The Rose M. Litman Memorial Lecture in Science brings national research leaders to the University of Colorado Boulder annually. The Litman Lecture celebrates the legacy of an exceptional scientist and educator with a lifelong passion for research and a firm commitment to keeping rigorous inquiry at the heart of university life.

About Rose Litman

Rose Litman joined CU Boulder in 1975 and, until her untimely death in 1981, served as associate vice chancellor for research; director of the Office of Contracts and Grants (OCG); and associate professor of Molecular, Cellular & Developmental Biology. It was Litman’s devotion to the importance of dynamic research, and to the advancement of CU Boulder researchers and their work, that led to her appointment as the first faculty member to head OCG. During her time in the role, Litman more than doubled research grants—awards to the Boulder, Denver and Colorado Springs campuses—from $18.6 to $44 million (roughly $150 million in today’s dollars). 

Prior to joining CU Boulder, Litman had been program director in genetic biology at the National Science Foundation (NSF). Before joining NSF, she earned a doctorate in biochemistry from the University of California at Berkeley in 1957 and was on the faculty of the CU School of Medicine (now the University of Colorado Anschutz Medical Campus) and Vanderbilt University. Throughout her career, Litman was on the leading edge of the field of molecular biology, working specifically on the synthesis and replication of DNA.

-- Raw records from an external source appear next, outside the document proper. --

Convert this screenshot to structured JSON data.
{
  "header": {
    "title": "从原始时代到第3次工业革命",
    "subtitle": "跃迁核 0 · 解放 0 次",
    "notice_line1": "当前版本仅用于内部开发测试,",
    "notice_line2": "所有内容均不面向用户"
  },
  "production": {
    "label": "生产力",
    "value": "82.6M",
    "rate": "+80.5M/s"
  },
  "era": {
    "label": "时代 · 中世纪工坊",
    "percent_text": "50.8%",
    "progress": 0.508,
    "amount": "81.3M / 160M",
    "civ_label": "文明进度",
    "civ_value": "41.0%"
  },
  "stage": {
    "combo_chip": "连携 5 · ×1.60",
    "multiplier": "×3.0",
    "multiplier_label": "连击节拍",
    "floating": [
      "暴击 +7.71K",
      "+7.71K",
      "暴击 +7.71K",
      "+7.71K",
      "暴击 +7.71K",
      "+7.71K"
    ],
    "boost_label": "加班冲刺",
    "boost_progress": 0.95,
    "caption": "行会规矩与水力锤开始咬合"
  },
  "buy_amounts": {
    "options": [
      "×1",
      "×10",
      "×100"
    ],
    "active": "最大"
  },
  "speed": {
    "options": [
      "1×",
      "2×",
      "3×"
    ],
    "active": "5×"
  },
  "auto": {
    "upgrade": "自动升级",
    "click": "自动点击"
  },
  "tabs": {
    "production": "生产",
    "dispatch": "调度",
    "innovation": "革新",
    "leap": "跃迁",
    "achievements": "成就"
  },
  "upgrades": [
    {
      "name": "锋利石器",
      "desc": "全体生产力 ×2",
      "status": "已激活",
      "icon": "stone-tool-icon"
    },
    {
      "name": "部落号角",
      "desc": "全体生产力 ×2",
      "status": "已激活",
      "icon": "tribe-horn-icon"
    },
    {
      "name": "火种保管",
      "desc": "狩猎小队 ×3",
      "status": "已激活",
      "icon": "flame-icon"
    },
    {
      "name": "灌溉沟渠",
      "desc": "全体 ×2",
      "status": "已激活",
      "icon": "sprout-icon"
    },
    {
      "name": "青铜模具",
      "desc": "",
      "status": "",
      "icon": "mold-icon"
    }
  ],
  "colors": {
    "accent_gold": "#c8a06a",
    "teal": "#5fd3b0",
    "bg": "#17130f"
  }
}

Litman co-authored papers with colleagues who went on to be titans in their fields, including Arthur Pardee, with whom she worked at Berkeley, whose discoveries were critical to the development of molecular biology as a discipline. (Among other pioneering work, Pardee later proposed the concept of an unstable intermediate between protein synthesis and DNA—later identified as messenger RNA.) At the CU School of Medicine, Litman also worked alongside Waclaw Szybalski, whose later work contributed immensely to the advancement of molecular genetics.  

At the time the memorial lecture series was established in 1981, Acting Chancellor Milton E. Lipetz said, “Rose Litman will be remembered for her dedication to research, her commitment to people at the University, and her zest for life. Her greatest satisfaction was to contribute to the success of others. She encouraged and challenged others to achieve their best and always demanded the most from herself.”